Mark my point which i was obviously not making...is every setup will turn left and right.  Guy with the biggest smile wins :beercheer:.

 

I know what it takes to make me smile.

 

New snow on Rainier I bet :D  Time for laps on Observation Rock yet?


Edited by Dane - 9/16/13 at 1:00am
post #113 of 130
Quote:
Originally Posted by Dane View Post

I'll bow to your need for a specialised  plastic boot, heel locator and edges on your skis for a telemark turn..
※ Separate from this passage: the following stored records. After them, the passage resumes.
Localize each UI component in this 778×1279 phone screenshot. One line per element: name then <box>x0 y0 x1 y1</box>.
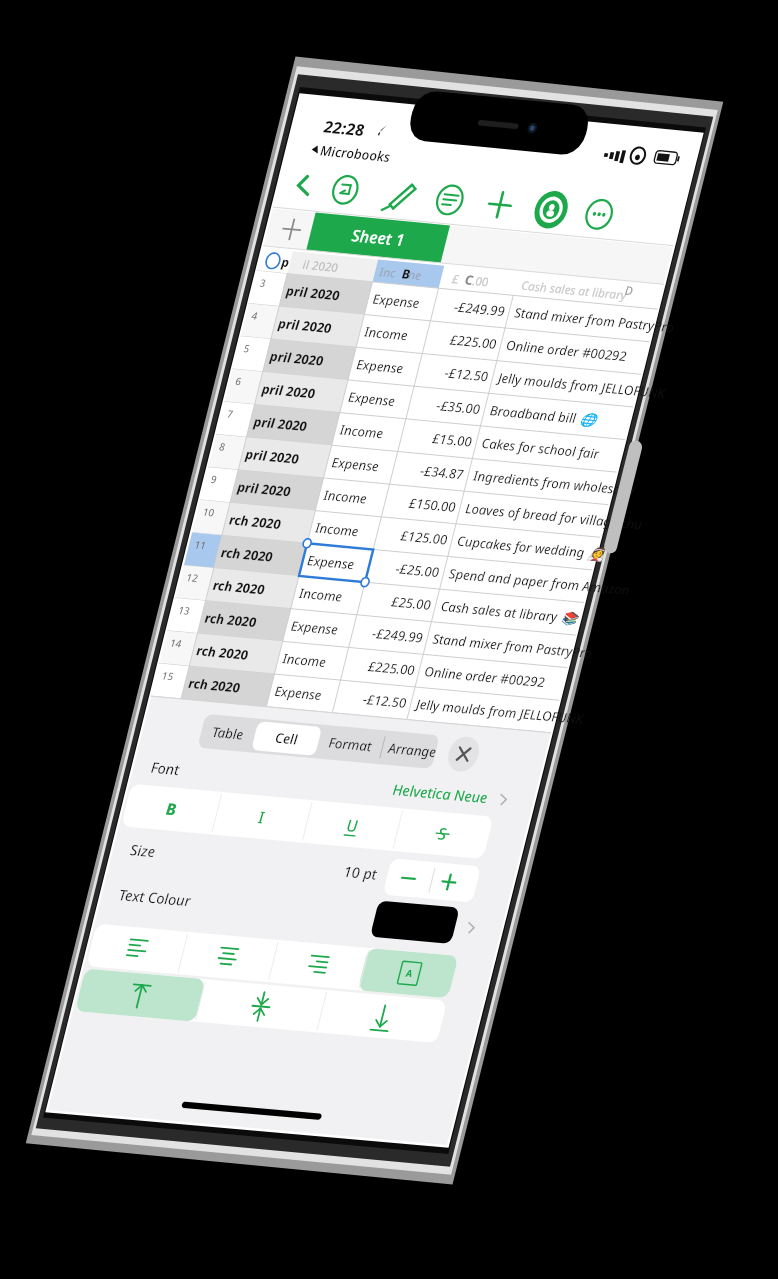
button[interactable]: Spreadsheet editor <box>0 0 778 1279</box>
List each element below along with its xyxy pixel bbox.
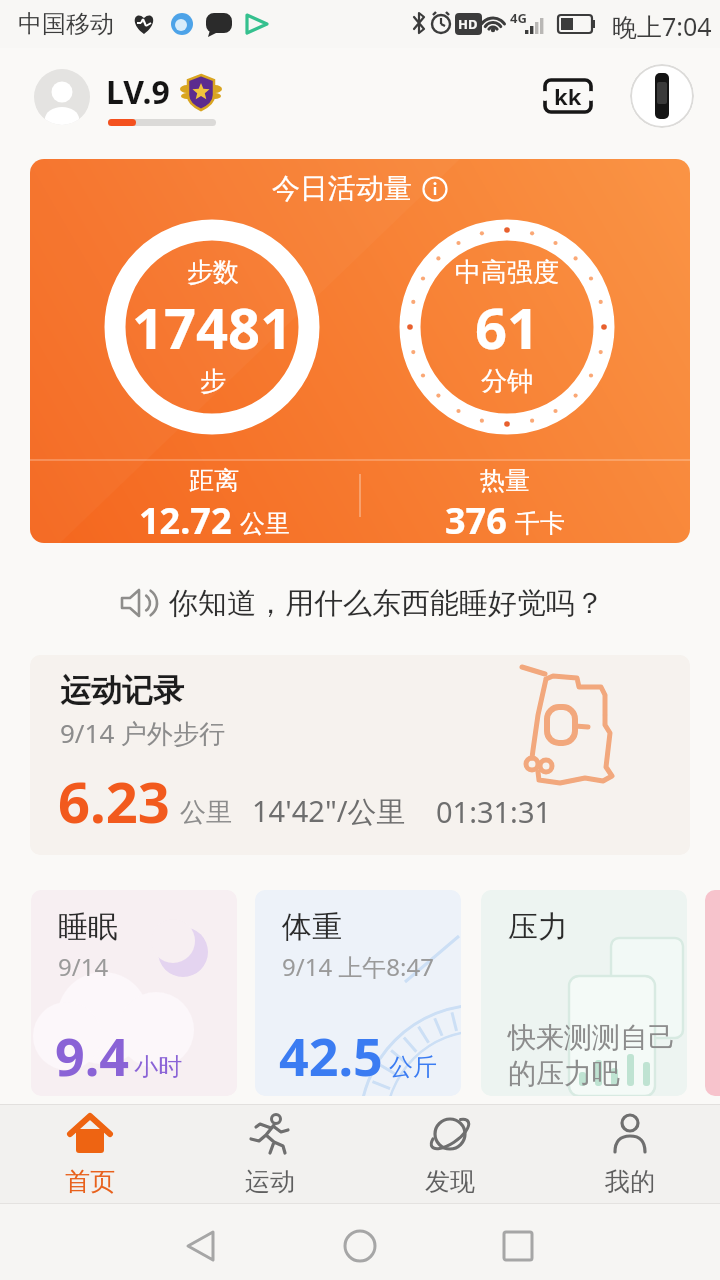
staticText: 晚上7:04 <box>612 9 712 43</box>
staticText: 睡眠 <box>58 908 118 946</box>
staticText: 9/14 <box>58 950 109 983</box>
staticText: 首页 <box>65 1166 115 1197</box>
staticText: 4G <box>510 9 527 27</box>
button[interactable]: 你知道，用什么东西能睡好觉吗？ <box>0 584 720 622</box>
staticText: 公里 <box>180 796 232 829</box>
staticText: kk <box>554 81 582 111</box>
button[interactable]: 运动记录 <box>30 655 690 855</box>
staticText: 运动 <box>245 1166 295 1197</box>
staticText: 61 <box>475 289 540 365</box>
button[interactable]: 今日活动量 <box>30 159 690 543</box>
button[interactable]: kk <box>543 78 593 114</box>
staticText: 中国移动 <box>18 9 114 39</box>
staticText: LV.9 <box>106 70 170 114</box>
button[interactable]: 睡眠 <box>31 890 237 1096</box>
staticText: HD <box>458 15 478 33</box>
staticText: 今日活动量 <box>272 171 412 206</box>
staticText: 的压力吧 <box>508 1056 620 1091</box>
staticText: 发现 <box>425 1166 475 1197</box>
staticText: 我的 <box>605 1166 655 1197</box>
button[interactable] <box>330 1213 390 1273</box>
staticText: 9.4 <box>55 1020 130 1091</box>
button[interactable]: LV.9 <box>106 70 222 114</box>
staticText: 01:31:31 <box>436 792 552 831</box>
staticText: 9/14 上午8:47 <box>282 950 434 983</box>
staticText: 运动记录 <box>60 671 184 710</box>
staticText: 12.72 <box>139 496 232 543</box>
staticText: 热量 <box>480 465 530 496</box>
staticText: 9/14 户外步行 <box>60 715 226 751</box>
staticText: 步 <box>200 365 226 398</box>
button[interactable]: 体重 <box>255 890 461 1096</box>
staticText: 公斤 <box>389 1052 437 1082</box>
button[interactable] <box>34 69 90 125</box>
staticText: 压力 <box>508 908 568 946</box>
button[interactable]: 首页 <box>30 1112 150 1200</box>
staticText: 14'42"/公里 <box>252 791 406 831</box>
button[interactable]: 发现 <box>390 1112 510 1200</box>
staticText: 公里 <box>240 508 290 539</box>
button[interactable] <box>170 1213 230 1273</box>
staticText: 小时 <box>134 1052 182 1082</box>
staticText: 分钟 <box>481 365 533 398</box>
staticText: 中高强度 <box>455 256 559 289</box>
staticText: 千卡 <box>515 508 565 539</box>
staticText: 快来测测自己 <box>508 1020 676 1055</box>
staticText: 17481 <box>132 289 293 365</box>
staticText: 距离 <box>189 465 239 496</box>
button[interactable]: 压力 <box>481 890 687 1096</box>
button[interactable] <box>488 1213 548 1273</box>
button[interactable]: 运动 <box>210 1112 330 1200</box>
staticText: 376 <box>445 496 507 543</box>
button[interactable]: 我的 <box>570 1112 690 1200</box>
staticText: 体重 <box>282 908 342 946</box>
button[interactable] <box>630 64 694 128</box>
staticText: 6.23 <box>58 763 170 839</box>
staticText: 42.5 <box>279 1020 383 1091</box>
staticText: 你知道，用什么东西能睡好觉吗？ <box>169 585 604 622</box>
staticText: 步数 <box>187 256 239 289</box>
Well, ^that shows who here is TFOS - no one claimed that, or even wrote it. You made it up. Which isn't so funny, Señor Troll.nonono2.gif
post #114 of 130
Quote:
Originally Posted by Bob Lee View Post


Well, ^that shows who here is TFOS - no one claimed that, or even wrote it. You made it up. Which isn't so funny, Señor Troll.nonono2.gif

 

 

My first teley turns were on XC gear. 75mm NN, but no edges, buckles, or plastic. But whatever... my first alpine turns where on edgeless wood skis with leather boots and cable bindings. Only the cable hooks mounted on the sidewalls kept the heel down. :) Same old same old.

post #115 of 130

   Regardless, Marko...you made that Jacket look good :beercheer:

 

   LL

 

 

 

    zenny

post #116 of 130

Is wikipedia wrong?


Edited by Dane - 9/16/13 at 11:07am
post #117 of 130

I'm kind of bored....To lunge is to poodle. ZZZZzzzzzzZzzzzz

 

 

Here's a vid of an old friend for fun. Best free heel skier I've ever seen or had the pleasure to ski with.  I'm out. 

post #118 of 130
Quote:
Originally Posted by Dane View Post

Is wikipedia wrong?

Oh, I don't know - I haven't read wikipedia - but I'm sure that three people in a dedicated skiing forum, including (I believe) a couple of instructors, that tele extensively are wrong. Whatever you've read in Wikipedia certainly trumps experience and first hand knowledge.

Now will you stop?

Cool joie de vivre in your vid there, markojp. Fun stuff.
post #119 of 130
Quote:
Originally Posted by Bob Lee View Post


Cool joie de vivre in your vid there, markojp. Fun stuff.

 

Had one of the most fun days ever when I skied with him the first time during our cert exam prep. The clinicians just let us ski and talk to each other as their association was making the transition from old school to more modern technique... he was already very well known through film, ski rags, etc...  He was one of the first guys to teach 'shuffles' pretty much anywhere. A couple other things he showed us still stick and continue to be very relevant to this day. Later that season,  we took and passed our cert exam together. Funny thing was a fall during the exam would be an automatic fail according to their rules. He very very damn near crashed... I'm glad they didn't have to go by their word. I'd have been embarrassed to pass if he hadn't. The dude's just an awesome skier, fun, a great instructor/guide, and consummate professional.